According to contractor workers on scene on Greenville Avenue, there are approximately 15 remaining homes on Greenville Avenue that need to have new gas laterals installed. That work is hoped to be completed within the next few weeks

Unlike major sewer lines in the area that needed time to settle before the road covering them could be repaved, the techniques used to compact the soil during lateral installations allow for immediate repaving.

Lateral work is hoped to be completed within the next few weeks, and work repaving of Greenville Avenue should begin by mid-November. Polisena said he has been assured that the road will not be left unpaved over the winter.

“If the residents of Greenville Avenue are ignoring the correspondence from National Grid, then they are the ones that are dragging it out,” said Polisena.

Hartford Paving will be doing the paving work on Greenville Avenue, which will be curb to curb.
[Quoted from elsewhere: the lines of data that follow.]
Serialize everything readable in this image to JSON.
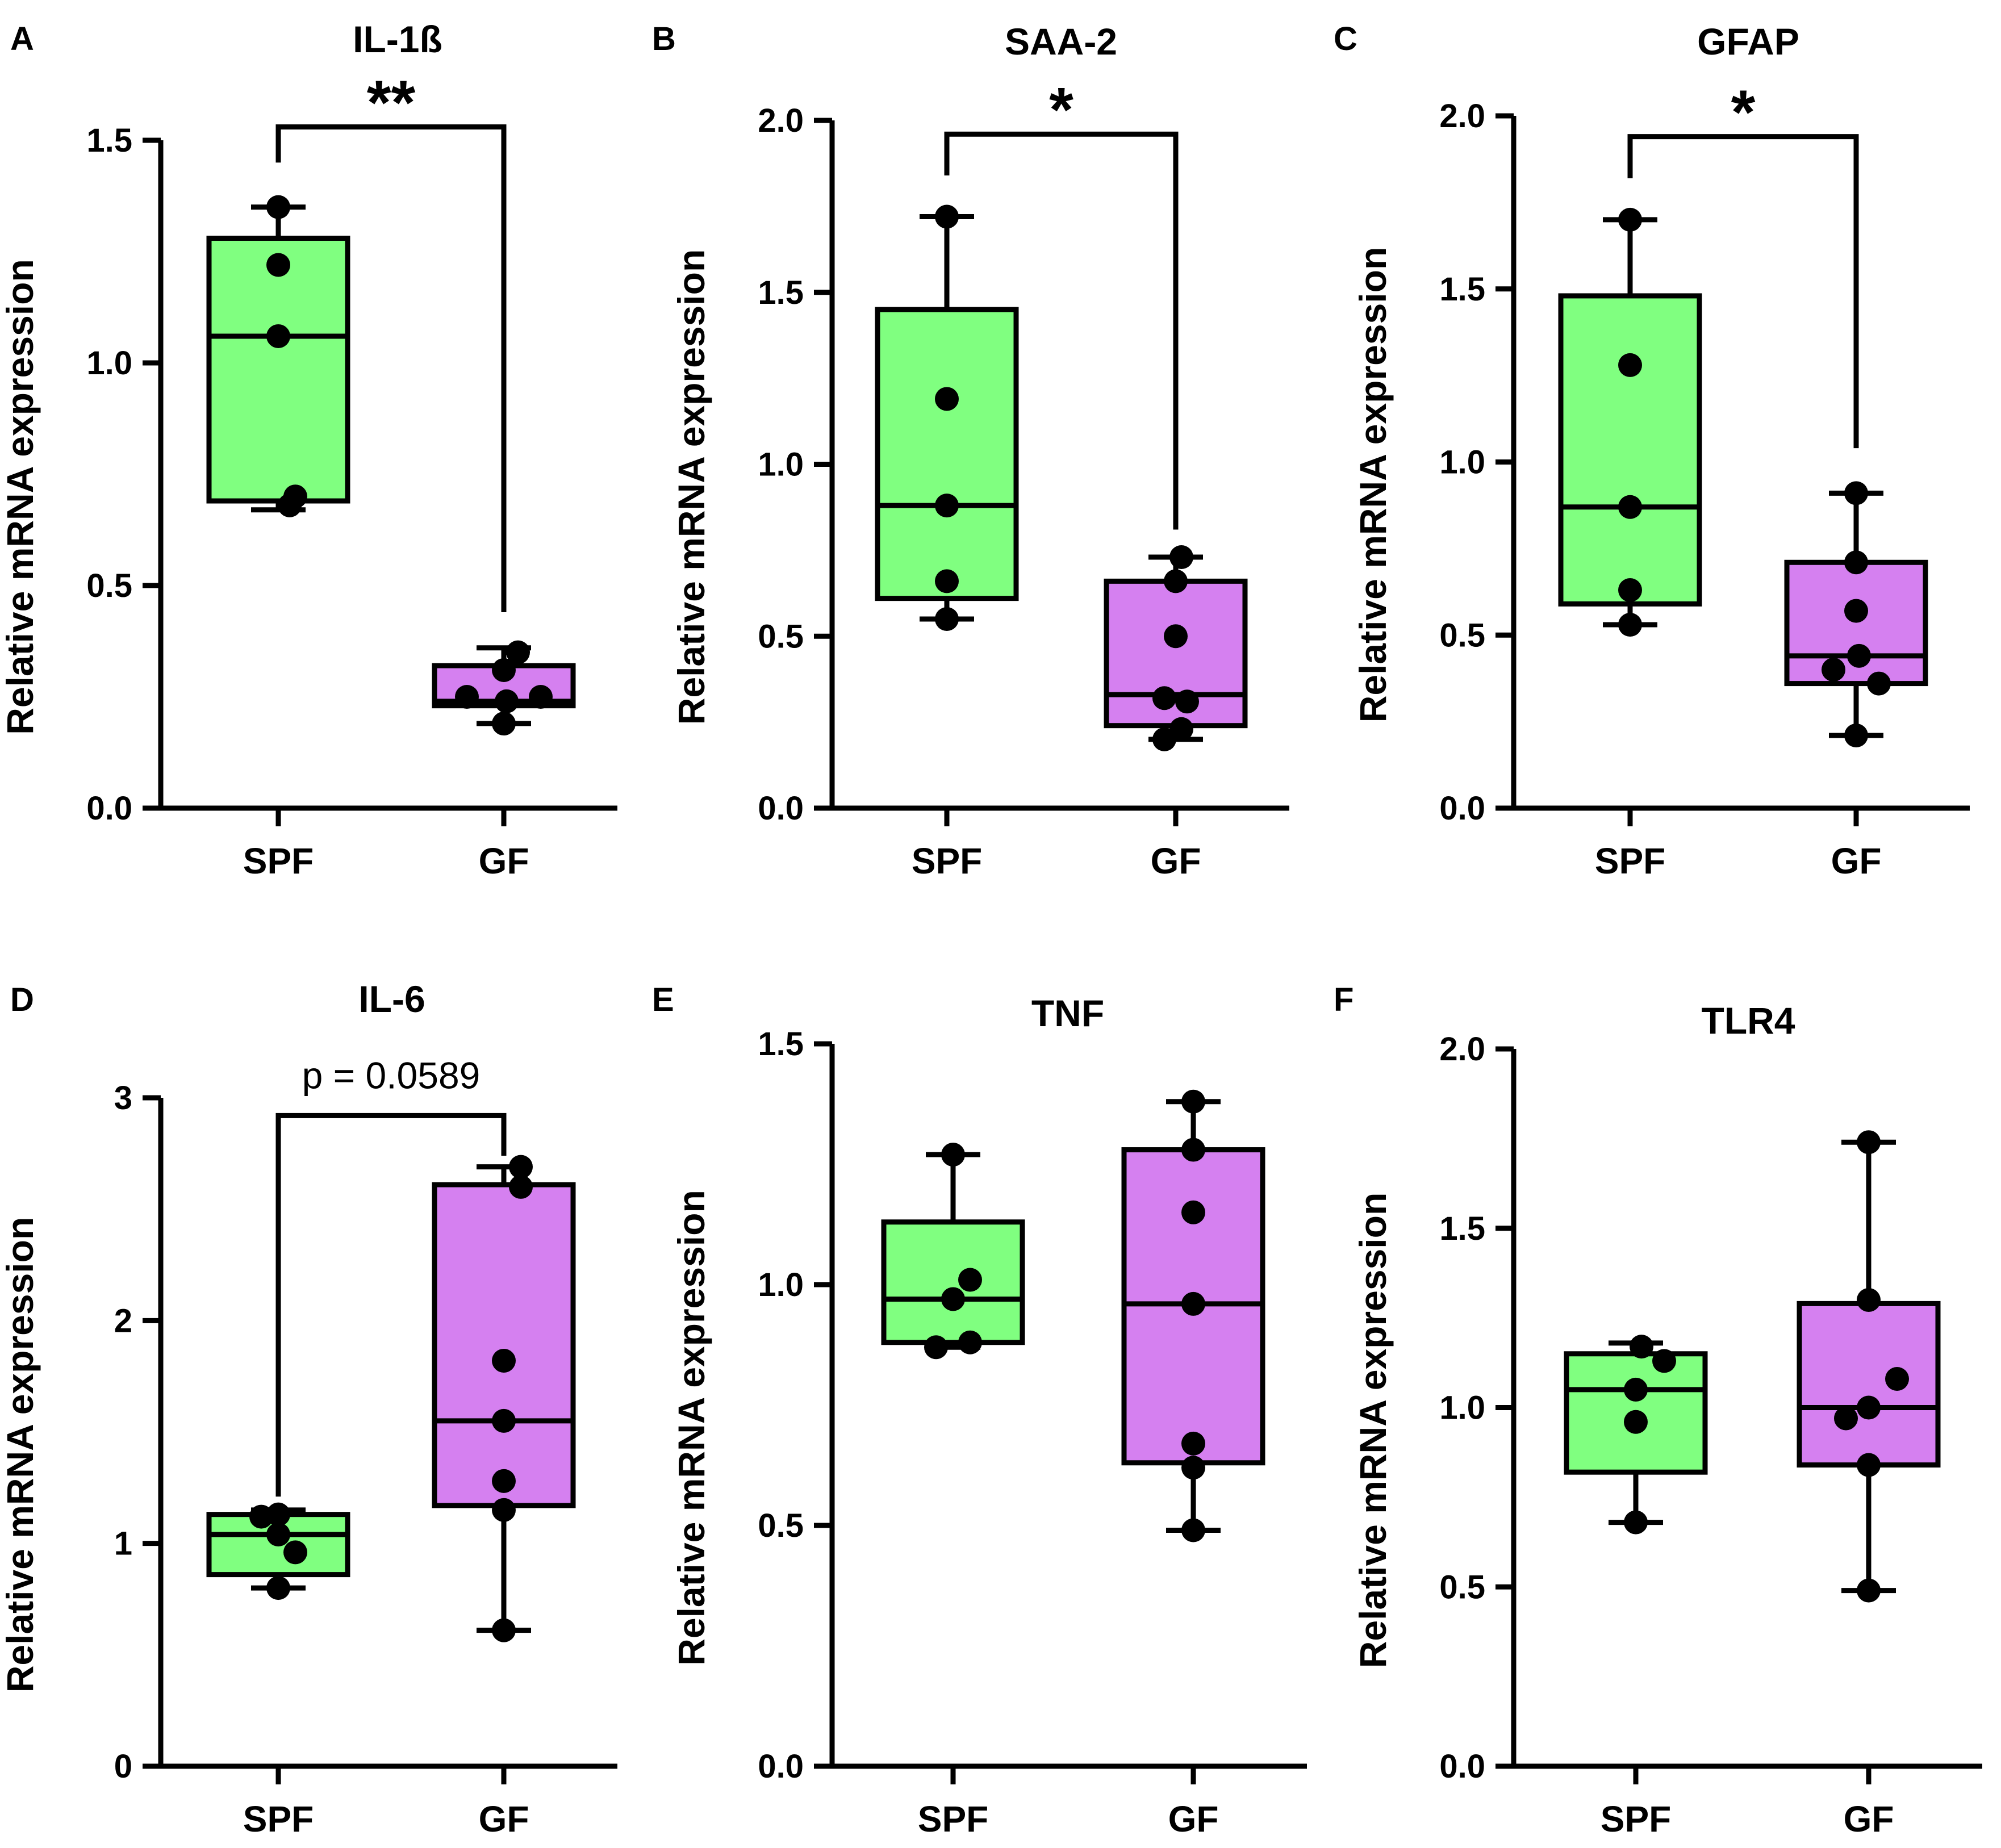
{
  "colors": {
    "SPF": "#80FF80",
    "GF": "#D580F0",
    "ink": "#000000"
  },
  "chart_data": [
    {
      "type": "box",
      "panel": "A",
      "title": "IL-1ß",
      "ylabel": "Relative mRNA expression",
      "ylim": [
        0,
        1.5
      ],
      "yticks": [
        "0.0",
        "0.5",
        "1.0",
        "1.5"
      ],
      "categories": [
        "SPF",
        "GF"
      ],
      "series": [
        {
          "name": "SPF",
          "whisker_low": 0.67,
          "q1": 0.69,
          "median": 1.06,
          "q3": 1.28,
          "whisker_high": 1.35,
          "points": [
            1.35,
            1.22,
            1.06,
            0.7,
            0.68
          ]
        },
        {
          "name": "GF",
          "whisker_low": 0.19,
          "q1": 0.23,
          "median": 0.24,
          "q3": 0.32,
          "whisker_high": 0.36,
          "points": [
            0.35,
            0.31,
            0.25,
            0.24,
            0.25,
            0.19
          ]
        }
      ],
      "significance": {
        "label": "**",
        "kind": "star",
        "bar_y": 1.53,
        "left_end": 1.45,
        "right_end": 0.44
      }
    },
    {
      "type": "box",
      "panel": "B",
      "title": "SAA-2",
      "ylabel": "Relative mRNA expression",
      "ylim": [
        0,
        2.0
      ],
      "yticks": [
        "0.0",
        "0.5",
        "1.0",
        "1.5",
        "2.0"
      ],
      "categories": [
        "SPF",
        "GF"
      ],
      "series": [
        {
          "name": "SPF",
          "whisker_low": 0.55,
          "q1": 0.61,
          "median": 0.88,
          "q3": 1.45,
          "whisker_high": 1.72,
          "points": [
            1.72,
            1.19,
            0.88,
            0.66,
            0.55
          ]
        },
        {
          "name": "GF",
          "whisker_low": 0.2,
          "q1": 0.24,
          "median": 0.33,
          "q3": 0.66,
          "whisker_high": 0.73,
          "points": [
            0.73,
            0.66,
            0.5,
            0.32,
            0.31,
            0.23,
            0.2
          ]
        }
      ],
      "significance": {
        "label": "*",
        "kind": "star",
        "bar_y": 1.96,
        "left_end": 1.84,
        "right_end": 0.81
      }
    },
    {
      "type": "box",
      "panel": "C",
      "title": "GFAP",
      "ylabel": "Relative mRNA expression",
      "ylim": [
        0,
        2.0
      ],
      "yticks": [
        "0.0",
        "0.5",
        "1.0",
        "1.5",
        "2.0"
      ],
      "categories": [
        "SPF",
        "GF"
      ],
      "series": [
        {
          "name": "SPF",
          "whisker_low": 0.53,
          "q1": 0.59,
          "median": 0.87,
          "q3": 1.48,
          "whisker_high": 1.7,
          "points": [
            1.7,
            1.28,
            0.87,
            0.63,
            0.53
          ]
        },
        {
          "name": "GF",
          "whisker_low": 0.21,
          "q1": 0.36,
          "median": 0.44,
          "q3": 0.71,
          "whisker_high": 0.91,
          "points": [
            0.91,
            0.71,
            0.57,
            0.4,
            0.44,
            0.36,
            0.21
          ]
        }
      ],
      "significance": {
        "label": "*",
        "kind": "star",
        "bar_y": 1.94,
        "left_end": 1.82,
        "right_end": 1.04
      }
    },
    {
      "type": "box",
      "panel": "D",
      "title": "IL-6",
      "ylabel": "Relative mRNA expression",
      "ylim": [
        0,
        3
      ],
      "yticks": [
        "0",
        "1",
        "2",
        "3"
      ],
      "categories": [
        "SPF",
        "GF"
      ],
      "series": [
        {
          "name": "SPF",
          "whisker_low": 0.8,
          "q1": 0.86,
          "median": 1.04,
          "q3": 1.13,
          "whisker_high": 1.15,
          "points": [
            1.13,
            1.12,
            1.04,
            0.96,
            0.8
          ]
        },
        {
          "name": "GF",
          "whisker_low": 0.61,
          "q1": 1.17,
          "median": 1.55,
          "q3": 2.61,
          "whisker_high": 2.69,
          "points": [
            2.69,
            2.6,
            1.82,
            1.55,
            1.28,
            1.15,
            0.61
          ]
        }
      ],
      "significance": {
        "label": "p = 0.0589",
        "kind": "p",
        "bar_y": 2.92,
        "left_end": 1.21,
        "right_end": 2.74
      }
    },
    {
      "type": "box",
      "panel": "E",
      "title": "TNF",
      "ylabel": "Relative mRNA expression",
      "ylim": [
        0,
        1.5
      ],
      "yticks": [
        "0.0",
        "0.5",
        "1.0",
        "1.5"
      ],
      "categories": [
        "SPF",
        "GF"
      ],
      "series": [
        {
          "name": "SPF",
          "whisker_low": 0.87,
          "q1": 0.88,
          "median": 0.97,
          "q3": 1.13,
          "whisker_high": 1.27,
          "points": [
            1.27,
            1.01,
            0.97,
            0.87,
            0.88
          ]
        },
        {
          "name": "GF",
          "whisker_low": 0.49,
          "q1": 0.63,
          "median": 0.96,
          "q3": 1.28,
          "whisker_high": 1.38,
          "points": [
            1.38,
            1.28,
            1.15,
            0.96,
            0.67,
            0.62,
            0.49
          ]
        }
      ]
    },
    {
      "type": "box",
      "panel": "F",
      "title": "TLR4",
      "ylabel": "Relative mRNA expression",
      "ylim": [
        0,
        2.0
      ],
      "yticks": [
        "0.0",
        "0.5",
        "1.0",
        "1.5",
        "2.0"
      ],
      "categories": [
        "SPF",
        "GF"
      ],
      "series": [
        {
          "name": "SPF",
          "whisker_low": 0.68,
          "q1": 0.82,
          "median": 1.05,
          "q3": 1.15,
          "whisker_high": 1.18,
          "points": [
            1.17,
            1.13,
            1.05,
            0.96,
            0.68
          ]
        },
        {
          "name": "GF",
          "whisker_low": 0.49,
          "q1": 0.84,
          "median": 1.0,
          "q3": 1.29,
          "whisker_high": 1.74,
          "points": [
            1.74,
            1.3,
            1.08,
            0.97,
            1.0,
            0.84,
            0.49
          ]
        }
      ]
    }
  ]
}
Work on Bishop Hill Road began yesterday with the start of the removal of the surface of the road, which should take about two days. Once that work is complete, resurfacing of Bishop Hill from Central Avenue to Hartford Avenue will commence. According to Vecchione, resurfacing work will continue throughout the weekend and, weather permitting, is expected to be completed by Monday.

Once Bishop Hill is complete, work on Brown Avenue will then commence. Last year, the DPW repaved a section of Brown, and this year’s work will pick up from that spot and continue to the entrance of Dame Farm. That work is expected to be completed before December. The remainder of Brown Avenue will then be repaved next year.